[openstack-dev] [gate] any project using olso.db test_migrations is currently blocked

Mike Bayer mbayer at redhat.com
Wed Dec 16 21:50:39 UTC 2015



On 12/16/2015 01:32 PM, Jeremy Stanley wrote:
> On 2015-12-16 11:03:38 -0700 (-0700), Carl Baldwin wrote:
> [...]
>> We need to vet new package releases before they wreak havoc.  We need
>> to accept new package releases by proposing a patch to update the
>> version and take it through the gate.  Weren't we working on this at
>> one point?  I understand if it isn't quite possible to do this yet but
>> we need to be working toward this and accelerating our efforts rather
>> than lashing out at package maintainers.
> [...]
> 
> Yes, it's progressing nicely. DevStack-based jobs are already
> covered this way for master and stable/liberty, and Neutron is
> piloting the same solution for its other non-DevStack-based jobs. If
> Nova's unit test jobs were already switched to their
> upper-constraints equivalents then there's a chance this wouldn't
> have impacted there (though we still need to work out the bit where
> we run a representative sample of jobs like neutron/nova unit tests
> on proposed constraints bumps to block any with this sort of impact,
> right now we're really just relying on
> devstack-tempest/grenade/other integration test jobs as canaries).
> 
> Anyway, the solution seems to be working (modulo unforeseen issues
> like people thinking it's sane to delete their latest releases of
> some dependencies from PyPI) but it's a long road to full
> implementation.

So just FTR I mistakenly thought that the upper-constraints system was
in place for all gate jobs, and that the release of Alembic 0.8.4 would
at worst have raised a message somewhere within the system that updates
the upper-constraints file, and prevented the version bump from
proceeding.  Had I known that the raw master gate jobs for Nova were
going to go down overnight, I would not have released Alembic in this way.

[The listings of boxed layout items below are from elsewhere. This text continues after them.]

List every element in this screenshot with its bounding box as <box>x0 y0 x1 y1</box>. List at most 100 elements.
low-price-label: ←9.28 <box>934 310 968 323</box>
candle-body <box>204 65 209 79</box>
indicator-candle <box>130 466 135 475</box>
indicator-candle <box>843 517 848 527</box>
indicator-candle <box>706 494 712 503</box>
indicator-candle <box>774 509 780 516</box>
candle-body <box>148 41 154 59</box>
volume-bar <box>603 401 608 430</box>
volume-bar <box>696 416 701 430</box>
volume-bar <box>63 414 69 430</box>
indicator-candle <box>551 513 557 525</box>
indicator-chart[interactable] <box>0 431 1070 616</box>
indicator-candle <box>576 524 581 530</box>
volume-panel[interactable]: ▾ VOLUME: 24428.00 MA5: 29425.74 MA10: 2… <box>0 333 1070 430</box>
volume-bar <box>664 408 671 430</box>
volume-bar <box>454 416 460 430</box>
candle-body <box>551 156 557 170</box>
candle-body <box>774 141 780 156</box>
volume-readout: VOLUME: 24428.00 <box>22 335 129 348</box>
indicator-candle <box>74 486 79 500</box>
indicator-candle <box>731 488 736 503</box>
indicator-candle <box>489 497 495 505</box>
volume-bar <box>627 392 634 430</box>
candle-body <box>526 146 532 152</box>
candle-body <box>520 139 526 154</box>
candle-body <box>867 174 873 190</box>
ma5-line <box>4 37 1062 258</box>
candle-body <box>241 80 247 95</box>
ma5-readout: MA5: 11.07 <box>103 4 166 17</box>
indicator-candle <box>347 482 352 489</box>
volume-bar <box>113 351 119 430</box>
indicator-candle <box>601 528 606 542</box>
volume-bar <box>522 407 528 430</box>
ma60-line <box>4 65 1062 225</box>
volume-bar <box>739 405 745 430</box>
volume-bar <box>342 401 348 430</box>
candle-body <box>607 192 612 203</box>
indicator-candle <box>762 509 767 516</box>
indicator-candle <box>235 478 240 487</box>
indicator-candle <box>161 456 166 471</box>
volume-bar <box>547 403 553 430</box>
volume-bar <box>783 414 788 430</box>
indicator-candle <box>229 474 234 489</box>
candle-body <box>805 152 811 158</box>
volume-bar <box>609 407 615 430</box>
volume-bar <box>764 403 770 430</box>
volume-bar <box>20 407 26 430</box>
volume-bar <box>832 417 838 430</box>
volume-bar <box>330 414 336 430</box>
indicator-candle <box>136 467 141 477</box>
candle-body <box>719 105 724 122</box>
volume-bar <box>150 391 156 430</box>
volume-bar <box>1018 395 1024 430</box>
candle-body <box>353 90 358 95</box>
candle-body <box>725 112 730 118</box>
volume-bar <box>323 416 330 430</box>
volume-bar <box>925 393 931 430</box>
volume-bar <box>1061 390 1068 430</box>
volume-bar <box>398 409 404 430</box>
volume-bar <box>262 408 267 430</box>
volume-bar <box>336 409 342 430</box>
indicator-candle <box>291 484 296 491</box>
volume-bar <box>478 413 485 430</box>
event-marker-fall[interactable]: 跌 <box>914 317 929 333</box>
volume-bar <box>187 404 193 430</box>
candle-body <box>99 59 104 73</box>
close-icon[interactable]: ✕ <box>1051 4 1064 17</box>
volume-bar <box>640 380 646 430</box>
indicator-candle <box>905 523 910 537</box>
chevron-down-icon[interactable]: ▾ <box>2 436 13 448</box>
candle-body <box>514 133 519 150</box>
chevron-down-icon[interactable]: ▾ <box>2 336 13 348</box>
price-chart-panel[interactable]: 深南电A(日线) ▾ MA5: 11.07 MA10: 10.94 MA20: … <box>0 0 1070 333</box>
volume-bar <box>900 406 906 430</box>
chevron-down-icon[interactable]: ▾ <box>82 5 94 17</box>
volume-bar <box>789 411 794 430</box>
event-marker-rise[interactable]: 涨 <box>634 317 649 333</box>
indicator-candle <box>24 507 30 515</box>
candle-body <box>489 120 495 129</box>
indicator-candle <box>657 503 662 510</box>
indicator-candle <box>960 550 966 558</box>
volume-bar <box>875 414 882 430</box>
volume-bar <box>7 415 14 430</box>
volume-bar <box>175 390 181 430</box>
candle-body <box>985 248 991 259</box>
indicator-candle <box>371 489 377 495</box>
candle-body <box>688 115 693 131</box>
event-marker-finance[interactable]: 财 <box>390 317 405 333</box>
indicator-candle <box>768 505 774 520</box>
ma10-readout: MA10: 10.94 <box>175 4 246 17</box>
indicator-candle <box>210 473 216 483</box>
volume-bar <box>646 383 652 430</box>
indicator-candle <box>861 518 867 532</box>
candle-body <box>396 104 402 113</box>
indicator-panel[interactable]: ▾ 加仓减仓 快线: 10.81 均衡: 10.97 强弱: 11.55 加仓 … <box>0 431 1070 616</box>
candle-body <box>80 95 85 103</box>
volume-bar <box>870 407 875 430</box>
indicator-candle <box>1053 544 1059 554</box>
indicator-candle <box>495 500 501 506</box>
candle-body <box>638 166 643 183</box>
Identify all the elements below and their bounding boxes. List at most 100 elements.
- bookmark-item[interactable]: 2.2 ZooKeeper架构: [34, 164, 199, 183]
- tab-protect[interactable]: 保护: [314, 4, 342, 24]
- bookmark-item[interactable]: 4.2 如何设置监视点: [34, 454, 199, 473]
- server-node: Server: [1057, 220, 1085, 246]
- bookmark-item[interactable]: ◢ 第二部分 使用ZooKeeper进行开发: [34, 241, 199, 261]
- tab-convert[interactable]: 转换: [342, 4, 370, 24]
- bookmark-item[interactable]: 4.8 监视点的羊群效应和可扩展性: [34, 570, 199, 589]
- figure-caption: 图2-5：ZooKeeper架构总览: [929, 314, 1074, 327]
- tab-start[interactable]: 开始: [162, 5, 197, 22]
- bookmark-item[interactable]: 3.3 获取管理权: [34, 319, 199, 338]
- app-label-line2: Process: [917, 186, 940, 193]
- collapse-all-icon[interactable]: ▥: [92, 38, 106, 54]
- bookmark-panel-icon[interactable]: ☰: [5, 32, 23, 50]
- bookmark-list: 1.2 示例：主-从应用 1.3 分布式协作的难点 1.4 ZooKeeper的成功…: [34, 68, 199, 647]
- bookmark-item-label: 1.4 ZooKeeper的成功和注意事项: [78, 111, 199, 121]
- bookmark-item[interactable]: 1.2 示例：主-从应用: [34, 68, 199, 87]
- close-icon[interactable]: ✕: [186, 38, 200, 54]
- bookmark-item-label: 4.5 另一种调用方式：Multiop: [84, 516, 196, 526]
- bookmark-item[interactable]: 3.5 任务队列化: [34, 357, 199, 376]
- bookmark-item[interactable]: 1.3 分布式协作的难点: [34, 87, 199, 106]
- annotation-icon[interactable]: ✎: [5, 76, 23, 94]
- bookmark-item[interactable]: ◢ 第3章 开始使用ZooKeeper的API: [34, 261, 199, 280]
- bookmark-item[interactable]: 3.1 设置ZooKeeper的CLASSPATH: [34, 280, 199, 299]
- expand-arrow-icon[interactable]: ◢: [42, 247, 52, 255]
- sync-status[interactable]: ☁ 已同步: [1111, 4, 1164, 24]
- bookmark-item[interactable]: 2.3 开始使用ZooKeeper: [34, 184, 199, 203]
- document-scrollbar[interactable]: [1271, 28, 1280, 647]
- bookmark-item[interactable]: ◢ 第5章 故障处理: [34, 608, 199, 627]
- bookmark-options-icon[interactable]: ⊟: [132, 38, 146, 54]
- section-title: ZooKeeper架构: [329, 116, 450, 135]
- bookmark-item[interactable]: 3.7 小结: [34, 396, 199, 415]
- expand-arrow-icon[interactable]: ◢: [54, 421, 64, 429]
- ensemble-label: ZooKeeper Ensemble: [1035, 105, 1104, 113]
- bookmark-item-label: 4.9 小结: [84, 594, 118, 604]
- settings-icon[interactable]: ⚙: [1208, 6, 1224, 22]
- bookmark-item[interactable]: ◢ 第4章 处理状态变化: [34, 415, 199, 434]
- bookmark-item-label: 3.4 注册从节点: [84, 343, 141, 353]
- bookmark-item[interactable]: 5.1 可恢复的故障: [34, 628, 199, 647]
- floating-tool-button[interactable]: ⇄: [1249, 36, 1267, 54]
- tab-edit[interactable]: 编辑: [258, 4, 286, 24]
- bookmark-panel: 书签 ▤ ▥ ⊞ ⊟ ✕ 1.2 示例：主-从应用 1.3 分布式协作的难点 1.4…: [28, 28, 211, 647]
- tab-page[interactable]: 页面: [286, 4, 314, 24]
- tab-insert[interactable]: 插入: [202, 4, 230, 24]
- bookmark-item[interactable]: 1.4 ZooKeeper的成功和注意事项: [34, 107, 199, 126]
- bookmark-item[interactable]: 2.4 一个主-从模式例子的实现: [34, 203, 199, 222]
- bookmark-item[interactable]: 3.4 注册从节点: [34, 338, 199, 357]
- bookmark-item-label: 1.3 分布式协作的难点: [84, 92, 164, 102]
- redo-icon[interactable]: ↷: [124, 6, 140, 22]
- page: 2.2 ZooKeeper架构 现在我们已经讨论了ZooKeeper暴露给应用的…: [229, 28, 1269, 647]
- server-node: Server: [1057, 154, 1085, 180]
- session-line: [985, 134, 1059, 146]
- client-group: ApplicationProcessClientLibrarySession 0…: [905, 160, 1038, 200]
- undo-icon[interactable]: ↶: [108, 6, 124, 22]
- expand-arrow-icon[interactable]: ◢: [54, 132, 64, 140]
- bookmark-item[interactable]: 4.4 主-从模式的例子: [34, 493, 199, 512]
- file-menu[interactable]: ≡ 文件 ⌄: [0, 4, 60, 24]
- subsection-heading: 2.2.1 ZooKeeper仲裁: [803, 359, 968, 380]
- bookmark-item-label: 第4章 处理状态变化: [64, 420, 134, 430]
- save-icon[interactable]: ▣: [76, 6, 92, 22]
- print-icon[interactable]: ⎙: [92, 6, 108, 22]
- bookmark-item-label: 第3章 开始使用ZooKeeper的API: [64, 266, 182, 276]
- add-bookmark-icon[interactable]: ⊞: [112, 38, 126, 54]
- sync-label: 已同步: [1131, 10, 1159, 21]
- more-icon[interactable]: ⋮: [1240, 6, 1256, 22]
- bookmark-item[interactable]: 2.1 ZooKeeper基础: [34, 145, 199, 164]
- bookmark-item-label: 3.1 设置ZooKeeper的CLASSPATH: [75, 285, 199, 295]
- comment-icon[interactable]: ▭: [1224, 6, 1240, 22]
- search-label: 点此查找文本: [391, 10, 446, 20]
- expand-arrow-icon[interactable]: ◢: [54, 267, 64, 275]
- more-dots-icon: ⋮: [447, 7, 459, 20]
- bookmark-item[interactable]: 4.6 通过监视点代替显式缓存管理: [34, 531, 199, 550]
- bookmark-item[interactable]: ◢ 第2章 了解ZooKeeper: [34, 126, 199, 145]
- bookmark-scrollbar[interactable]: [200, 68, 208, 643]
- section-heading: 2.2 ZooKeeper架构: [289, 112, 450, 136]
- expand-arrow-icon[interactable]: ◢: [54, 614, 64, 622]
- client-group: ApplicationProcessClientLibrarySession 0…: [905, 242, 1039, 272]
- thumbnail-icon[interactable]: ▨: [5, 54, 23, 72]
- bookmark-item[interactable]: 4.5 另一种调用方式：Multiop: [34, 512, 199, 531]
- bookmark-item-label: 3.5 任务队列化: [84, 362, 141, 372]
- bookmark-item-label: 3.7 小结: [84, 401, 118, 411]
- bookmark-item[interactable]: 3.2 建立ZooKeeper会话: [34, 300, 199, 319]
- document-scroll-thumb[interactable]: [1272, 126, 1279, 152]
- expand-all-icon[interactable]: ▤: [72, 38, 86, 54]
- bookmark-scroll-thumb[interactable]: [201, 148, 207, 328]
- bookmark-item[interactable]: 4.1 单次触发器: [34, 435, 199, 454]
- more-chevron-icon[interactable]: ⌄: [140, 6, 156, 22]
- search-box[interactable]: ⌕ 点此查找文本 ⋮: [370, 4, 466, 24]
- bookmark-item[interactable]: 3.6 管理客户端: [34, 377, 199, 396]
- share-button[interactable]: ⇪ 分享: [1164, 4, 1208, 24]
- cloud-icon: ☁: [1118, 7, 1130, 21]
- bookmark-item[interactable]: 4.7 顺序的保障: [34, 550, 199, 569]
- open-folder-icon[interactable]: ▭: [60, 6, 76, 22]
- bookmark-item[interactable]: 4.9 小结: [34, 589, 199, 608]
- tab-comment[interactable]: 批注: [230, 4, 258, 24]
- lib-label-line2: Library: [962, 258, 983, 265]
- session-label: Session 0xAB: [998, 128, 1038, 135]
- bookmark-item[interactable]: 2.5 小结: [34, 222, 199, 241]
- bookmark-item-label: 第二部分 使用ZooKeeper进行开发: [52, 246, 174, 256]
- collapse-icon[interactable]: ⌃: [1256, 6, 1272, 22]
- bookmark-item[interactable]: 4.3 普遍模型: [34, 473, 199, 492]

That said, as the upper-constraints system is available, and not using
it means that any upstream package release that breaks any test will
cause 12 hours of gate downtime, I'm surprised that rolling this system
out across the board isn't an emergency priority.     Because right now,
literally any of the 50 or so projects I see in Nova requirements.txt
can release something on Pypi at any moment and cause another 12 hours
of downtime.   Lots of them don't even have major version upper bounds,
even complex and intricate dependencies like lxml and boto.   If a
single test breakage due to an incompatible change in an upstream
release means 100 man hours lost and 12 hours of downtime, then Nova/
others are essentially a giant boulder balanced on the edge of a cliff,
with 50 or so loaded BB guns on Pypi pointed at it.